Gas-phase metalloprotein complexes interrogated by ion mobility-mass spectrometry

2009 
Abstract Gas-phase biomolecular structure may be explored through a number of analytical techniques. Ion mobility-mass spectrometry (IM-MS) continues to prove itself as a sensitive and reliable bioanalytical tool for gas-phase structure determination due to intense study and development over the past 15 years. A vast amount of research interest, especially in protein and peptide conformational studies has generated a wealth of structural information for biological systems from small peptides to megadalton-sized biomolecules. In this work, linear low field IM-MS has been used to study gas-phase conformations and determine rotationally averaged collision cross-sections of three metalloproteins—cytochrome c , haemoglobin and calmodulin. Measurements have been performed on the MoQToF, a modified QToF 1 instrument (Micromass UK Ltd., Manchester, UK) modified in house. Gas-phase conformations and cross-sections of multimeric cytochrome c ions of the form [ x M +  n H + ] n + for x  = 1–3 (monomer to trimer) have been successfully characterised and measured. We believe these to be the first reported collision cross-sections of higher order multimeric cytochrome c . Haemoglobin is investigated to obtain structural information on the associative mechanism of tetramer formation.

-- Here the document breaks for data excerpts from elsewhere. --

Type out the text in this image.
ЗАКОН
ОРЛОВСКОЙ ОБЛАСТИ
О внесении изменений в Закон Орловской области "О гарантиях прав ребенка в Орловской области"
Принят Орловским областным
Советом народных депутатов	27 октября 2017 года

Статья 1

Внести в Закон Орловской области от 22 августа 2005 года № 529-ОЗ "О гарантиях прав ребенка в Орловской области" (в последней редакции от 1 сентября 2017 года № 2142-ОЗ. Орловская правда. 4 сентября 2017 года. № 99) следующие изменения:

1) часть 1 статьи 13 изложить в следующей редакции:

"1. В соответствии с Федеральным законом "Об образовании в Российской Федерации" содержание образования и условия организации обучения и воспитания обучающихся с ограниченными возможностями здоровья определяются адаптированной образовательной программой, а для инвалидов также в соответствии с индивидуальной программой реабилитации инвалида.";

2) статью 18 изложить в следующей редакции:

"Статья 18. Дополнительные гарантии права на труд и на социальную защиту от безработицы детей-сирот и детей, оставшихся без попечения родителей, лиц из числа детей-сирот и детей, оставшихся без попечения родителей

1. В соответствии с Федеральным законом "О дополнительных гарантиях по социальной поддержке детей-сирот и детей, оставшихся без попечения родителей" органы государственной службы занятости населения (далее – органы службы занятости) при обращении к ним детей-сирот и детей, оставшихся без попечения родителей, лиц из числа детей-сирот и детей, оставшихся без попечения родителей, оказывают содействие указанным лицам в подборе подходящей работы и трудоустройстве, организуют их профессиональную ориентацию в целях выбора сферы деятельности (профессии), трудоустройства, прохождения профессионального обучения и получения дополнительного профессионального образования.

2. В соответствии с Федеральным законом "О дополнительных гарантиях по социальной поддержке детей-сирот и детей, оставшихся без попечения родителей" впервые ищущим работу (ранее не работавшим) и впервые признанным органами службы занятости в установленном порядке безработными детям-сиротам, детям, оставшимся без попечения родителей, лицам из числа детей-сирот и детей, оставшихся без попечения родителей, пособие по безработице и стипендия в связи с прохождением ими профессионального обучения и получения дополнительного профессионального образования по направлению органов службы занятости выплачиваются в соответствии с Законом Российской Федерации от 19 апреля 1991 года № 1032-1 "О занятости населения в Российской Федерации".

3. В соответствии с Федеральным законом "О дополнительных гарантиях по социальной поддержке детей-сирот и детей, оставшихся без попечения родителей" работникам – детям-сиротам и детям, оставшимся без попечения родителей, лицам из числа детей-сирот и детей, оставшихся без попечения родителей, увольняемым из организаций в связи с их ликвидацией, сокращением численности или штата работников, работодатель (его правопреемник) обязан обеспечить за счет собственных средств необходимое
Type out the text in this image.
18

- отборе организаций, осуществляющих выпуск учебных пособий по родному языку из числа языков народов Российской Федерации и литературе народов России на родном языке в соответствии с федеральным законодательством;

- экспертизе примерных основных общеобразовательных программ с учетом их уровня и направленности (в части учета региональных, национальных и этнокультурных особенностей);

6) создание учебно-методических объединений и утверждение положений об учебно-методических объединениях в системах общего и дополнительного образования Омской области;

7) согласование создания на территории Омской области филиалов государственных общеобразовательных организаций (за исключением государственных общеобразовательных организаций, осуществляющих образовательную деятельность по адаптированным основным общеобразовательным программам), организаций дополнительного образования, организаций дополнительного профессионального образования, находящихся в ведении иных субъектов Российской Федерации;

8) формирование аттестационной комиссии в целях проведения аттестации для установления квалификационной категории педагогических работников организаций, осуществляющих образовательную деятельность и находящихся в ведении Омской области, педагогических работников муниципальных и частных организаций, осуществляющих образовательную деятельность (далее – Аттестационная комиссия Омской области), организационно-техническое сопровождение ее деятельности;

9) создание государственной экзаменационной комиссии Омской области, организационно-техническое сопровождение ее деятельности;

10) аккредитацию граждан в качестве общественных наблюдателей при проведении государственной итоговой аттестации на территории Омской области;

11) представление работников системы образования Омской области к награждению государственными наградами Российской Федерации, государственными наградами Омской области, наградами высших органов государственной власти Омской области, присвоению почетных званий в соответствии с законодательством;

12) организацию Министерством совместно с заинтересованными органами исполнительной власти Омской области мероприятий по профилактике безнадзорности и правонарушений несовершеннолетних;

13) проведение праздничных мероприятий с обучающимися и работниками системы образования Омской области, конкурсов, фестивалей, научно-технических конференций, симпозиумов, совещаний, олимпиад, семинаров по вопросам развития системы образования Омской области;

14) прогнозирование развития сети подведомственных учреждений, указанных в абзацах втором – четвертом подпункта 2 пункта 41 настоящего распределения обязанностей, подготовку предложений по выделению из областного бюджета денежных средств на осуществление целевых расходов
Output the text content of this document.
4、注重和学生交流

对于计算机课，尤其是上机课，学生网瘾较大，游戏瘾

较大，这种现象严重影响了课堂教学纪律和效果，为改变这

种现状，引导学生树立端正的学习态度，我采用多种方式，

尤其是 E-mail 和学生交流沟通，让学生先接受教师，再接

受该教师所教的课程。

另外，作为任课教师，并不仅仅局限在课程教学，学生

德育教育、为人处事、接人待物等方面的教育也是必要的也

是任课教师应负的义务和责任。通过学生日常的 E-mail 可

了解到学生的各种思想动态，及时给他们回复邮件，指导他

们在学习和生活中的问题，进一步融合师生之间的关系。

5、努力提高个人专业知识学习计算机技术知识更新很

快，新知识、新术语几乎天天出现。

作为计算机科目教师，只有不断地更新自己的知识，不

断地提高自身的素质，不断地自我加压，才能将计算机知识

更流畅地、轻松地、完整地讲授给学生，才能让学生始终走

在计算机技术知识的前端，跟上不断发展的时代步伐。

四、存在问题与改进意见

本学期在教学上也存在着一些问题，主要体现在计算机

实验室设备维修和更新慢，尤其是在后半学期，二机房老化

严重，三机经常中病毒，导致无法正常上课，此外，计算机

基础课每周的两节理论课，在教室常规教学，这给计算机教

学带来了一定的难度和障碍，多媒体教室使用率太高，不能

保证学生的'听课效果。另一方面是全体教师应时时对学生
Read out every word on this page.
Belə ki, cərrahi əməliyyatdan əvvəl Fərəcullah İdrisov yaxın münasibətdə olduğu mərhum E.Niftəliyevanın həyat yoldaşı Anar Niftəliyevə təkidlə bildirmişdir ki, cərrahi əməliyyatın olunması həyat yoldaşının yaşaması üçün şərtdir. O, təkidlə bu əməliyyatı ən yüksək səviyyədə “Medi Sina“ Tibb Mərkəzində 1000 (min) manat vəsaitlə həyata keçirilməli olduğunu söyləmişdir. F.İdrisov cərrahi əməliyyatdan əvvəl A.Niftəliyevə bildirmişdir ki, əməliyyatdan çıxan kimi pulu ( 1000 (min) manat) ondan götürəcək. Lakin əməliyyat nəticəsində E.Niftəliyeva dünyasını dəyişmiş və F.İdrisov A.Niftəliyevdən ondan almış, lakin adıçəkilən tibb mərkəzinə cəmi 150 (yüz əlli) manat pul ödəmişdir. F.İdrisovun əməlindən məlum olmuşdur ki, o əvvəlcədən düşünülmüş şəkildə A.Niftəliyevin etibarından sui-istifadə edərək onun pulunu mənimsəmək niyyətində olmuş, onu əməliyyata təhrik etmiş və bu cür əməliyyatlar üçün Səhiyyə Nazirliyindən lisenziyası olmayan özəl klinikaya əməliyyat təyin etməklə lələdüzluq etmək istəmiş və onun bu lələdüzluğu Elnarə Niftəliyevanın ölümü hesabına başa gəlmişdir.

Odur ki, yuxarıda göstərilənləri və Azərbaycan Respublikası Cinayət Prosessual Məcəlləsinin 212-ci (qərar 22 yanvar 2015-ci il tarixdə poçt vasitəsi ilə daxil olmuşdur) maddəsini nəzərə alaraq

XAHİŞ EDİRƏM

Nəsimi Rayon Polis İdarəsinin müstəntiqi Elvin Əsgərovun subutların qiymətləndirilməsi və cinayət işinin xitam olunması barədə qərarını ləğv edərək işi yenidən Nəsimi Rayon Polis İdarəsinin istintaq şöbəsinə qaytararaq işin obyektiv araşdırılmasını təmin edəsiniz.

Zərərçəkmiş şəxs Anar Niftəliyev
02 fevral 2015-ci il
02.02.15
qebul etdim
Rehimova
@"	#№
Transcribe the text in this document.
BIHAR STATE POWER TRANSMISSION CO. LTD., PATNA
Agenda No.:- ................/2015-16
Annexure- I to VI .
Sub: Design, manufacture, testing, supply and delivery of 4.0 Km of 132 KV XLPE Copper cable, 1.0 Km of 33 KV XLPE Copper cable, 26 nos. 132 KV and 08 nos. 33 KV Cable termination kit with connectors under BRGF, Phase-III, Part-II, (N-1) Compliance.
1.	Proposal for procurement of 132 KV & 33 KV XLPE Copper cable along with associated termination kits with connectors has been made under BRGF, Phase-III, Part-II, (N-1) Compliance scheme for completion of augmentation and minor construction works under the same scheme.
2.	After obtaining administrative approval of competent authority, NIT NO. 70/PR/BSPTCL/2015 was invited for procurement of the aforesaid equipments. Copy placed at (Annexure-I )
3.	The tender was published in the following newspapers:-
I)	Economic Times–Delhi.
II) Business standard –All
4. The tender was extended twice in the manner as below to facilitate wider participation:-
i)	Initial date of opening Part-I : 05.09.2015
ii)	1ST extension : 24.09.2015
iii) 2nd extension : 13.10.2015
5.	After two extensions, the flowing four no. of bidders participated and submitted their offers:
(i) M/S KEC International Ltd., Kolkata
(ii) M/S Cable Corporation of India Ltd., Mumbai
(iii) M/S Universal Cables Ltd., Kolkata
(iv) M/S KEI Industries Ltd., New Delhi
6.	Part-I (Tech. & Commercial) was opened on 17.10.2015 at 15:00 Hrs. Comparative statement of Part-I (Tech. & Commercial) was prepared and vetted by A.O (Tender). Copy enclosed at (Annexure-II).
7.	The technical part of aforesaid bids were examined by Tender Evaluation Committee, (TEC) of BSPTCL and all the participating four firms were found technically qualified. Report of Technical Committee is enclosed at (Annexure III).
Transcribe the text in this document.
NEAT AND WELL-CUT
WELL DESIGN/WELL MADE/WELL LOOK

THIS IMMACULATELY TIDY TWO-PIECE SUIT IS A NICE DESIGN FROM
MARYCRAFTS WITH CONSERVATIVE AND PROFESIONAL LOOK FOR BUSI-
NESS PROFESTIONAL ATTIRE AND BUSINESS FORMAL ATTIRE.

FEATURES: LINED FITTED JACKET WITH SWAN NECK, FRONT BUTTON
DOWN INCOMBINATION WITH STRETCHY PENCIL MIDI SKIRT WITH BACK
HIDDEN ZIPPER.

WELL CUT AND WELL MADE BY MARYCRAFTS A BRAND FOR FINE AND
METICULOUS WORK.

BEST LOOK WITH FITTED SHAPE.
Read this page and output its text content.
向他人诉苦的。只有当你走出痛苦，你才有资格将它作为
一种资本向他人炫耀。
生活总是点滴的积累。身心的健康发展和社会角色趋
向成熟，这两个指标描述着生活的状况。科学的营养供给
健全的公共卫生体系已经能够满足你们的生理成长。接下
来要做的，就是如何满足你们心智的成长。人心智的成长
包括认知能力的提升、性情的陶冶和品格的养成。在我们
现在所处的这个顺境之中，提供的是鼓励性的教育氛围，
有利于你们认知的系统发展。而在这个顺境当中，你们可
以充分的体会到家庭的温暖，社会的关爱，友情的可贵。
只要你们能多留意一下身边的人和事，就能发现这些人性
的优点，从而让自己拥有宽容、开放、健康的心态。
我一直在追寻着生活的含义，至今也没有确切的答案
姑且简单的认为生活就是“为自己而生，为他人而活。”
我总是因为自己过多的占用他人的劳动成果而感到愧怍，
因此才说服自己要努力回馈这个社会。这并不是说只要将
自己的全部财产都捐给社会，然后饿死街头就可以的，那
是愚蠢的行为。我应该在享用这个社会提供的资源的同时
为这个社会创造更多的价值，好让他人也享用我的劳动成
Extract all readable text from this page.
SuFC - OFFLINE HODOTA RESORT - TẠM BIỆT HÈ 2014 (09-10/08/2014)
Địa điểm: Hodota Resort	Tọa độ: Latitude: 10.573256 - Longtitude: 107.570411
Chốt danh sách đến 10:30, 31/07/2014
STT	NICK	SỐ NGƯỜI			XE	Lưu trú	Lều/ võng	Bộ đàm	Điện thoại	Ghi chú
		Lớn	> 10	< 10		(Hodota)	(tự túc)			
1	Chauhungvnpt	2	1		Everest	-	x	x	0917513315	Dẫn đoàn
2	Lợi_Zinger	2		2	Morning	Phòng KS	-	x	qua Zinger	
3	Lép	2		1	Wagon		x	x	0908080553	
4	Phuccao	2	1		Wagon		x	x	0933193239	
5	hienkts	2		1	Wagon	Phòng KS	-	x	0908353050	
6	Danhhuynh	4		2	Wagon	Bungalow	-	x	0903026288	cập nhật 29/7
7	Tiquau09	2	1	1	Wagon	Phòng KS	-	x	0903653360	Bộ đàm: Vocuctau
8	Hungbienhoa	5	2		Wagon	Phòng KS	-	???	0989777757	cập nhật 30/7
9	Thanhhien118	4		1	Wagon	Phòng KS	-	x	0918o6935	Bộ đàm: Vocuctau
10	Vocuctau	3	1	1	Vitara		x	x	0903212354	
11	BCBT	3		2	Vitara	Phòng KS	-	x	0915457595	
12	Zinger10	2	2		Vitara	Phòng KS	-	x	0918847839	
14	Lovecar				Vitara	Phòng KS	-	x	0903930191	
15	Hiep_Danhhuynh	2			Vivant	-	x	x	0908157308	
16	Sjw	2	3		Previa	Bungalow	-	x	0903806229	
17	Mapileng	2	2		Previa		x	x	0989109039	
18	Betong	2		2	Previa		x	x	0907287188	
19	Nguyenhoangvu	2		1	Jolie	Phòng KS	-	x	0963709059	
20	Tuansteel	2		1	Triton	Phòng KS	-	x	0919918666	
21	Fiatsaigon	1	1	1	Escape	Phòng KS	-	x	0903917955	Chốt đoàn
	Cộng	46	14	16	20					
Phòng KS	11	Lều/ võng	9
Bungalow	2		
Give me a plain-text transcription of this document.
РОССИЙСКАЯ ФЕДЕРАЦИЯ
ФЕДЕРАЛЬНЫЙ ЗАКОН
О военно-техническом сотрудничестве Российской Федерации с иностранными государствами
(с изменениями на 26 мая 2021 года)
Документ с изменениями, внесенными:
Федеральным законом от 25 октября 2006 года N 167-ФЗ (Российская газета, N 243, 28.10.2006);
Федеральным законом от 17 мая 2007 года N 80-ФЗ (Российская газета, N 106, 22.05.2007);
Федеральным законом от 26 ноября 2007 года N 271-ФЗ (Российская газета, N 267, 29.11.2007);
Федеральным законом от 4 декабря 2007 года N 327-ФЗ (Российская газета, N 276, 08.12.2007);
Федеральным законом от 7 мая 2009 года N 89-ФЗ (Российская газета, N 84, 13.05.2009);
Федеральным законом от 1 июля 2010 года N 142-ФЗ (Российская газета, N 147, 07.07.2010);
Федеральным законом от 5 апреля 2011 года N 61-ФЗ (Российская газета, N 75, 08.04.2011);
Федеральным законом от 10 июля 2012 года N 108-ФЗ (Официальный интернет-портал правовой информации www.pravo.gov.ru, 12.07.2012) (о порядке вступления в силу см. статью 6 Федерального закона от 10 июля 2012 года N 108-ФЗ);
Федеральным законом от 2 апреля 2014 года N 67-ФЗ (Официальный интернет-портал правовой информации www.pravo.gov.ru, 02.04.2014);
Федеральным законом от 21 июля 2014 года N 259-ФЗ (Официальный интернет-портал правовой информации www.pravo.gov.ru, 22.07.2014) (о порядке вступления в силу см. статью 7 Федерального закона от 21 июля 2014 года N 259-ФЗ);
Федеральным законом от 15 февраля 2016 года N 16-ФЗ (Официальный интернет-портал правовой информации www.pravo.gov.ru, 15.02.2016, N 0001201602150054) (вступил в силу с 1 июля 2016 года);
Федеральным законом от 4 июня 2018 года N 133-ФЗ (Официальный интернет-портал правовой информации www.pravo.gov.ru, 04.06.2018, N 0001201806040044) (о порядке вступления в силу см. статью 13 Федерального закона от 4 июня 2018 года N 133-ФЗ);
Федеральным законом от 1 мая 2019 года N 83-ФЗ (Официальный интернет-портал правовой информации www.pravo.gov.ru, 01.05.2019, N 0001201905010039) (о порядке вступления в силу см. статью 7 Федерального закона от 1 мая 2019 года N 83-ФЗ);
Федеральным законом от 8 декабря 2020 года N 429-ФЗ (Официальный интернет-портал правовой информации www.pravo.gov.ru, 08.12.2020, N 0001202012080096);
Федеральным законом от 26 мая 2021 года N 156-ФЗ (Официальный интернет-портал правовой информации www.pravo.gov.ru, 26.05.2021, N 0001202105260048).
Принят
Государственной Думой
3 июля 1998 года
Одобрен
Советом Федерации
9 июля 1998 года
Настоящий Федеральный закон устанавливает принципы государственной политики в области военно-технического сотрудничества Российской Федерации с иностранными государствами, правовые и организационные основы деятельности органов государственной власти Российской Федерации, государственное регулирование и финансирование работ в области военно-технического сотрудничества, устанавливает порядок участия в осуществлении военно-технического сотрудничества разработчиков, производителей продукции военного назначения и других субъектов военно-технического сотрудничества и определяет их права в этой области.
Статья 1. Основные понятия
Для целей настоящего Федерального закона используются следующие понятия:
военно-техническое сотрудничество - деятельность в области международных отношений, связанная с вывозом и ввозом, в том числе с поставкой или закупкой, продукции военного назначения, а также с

Haemoglobin molecules, comprising apo- and holo-monomer chains, dimer and tetramer are transferred to the gas phase under a range of solution conditions. Structural information on the proposed critical intermediate, semi-haemoglobin, is reported. Cross-sections of the calcium binding protein calmodulin have been obtained under a range of calcium-bound conditions. Metalloprotein collision cross-sections from ion mobility measurements are compared with computationally derived values from published NMR and X-ray crystallography structural data. Finally we consider the change in the density of the experimentally measured rotationally averaged collision cross-section for compact geometries of the electrosprayed proteins.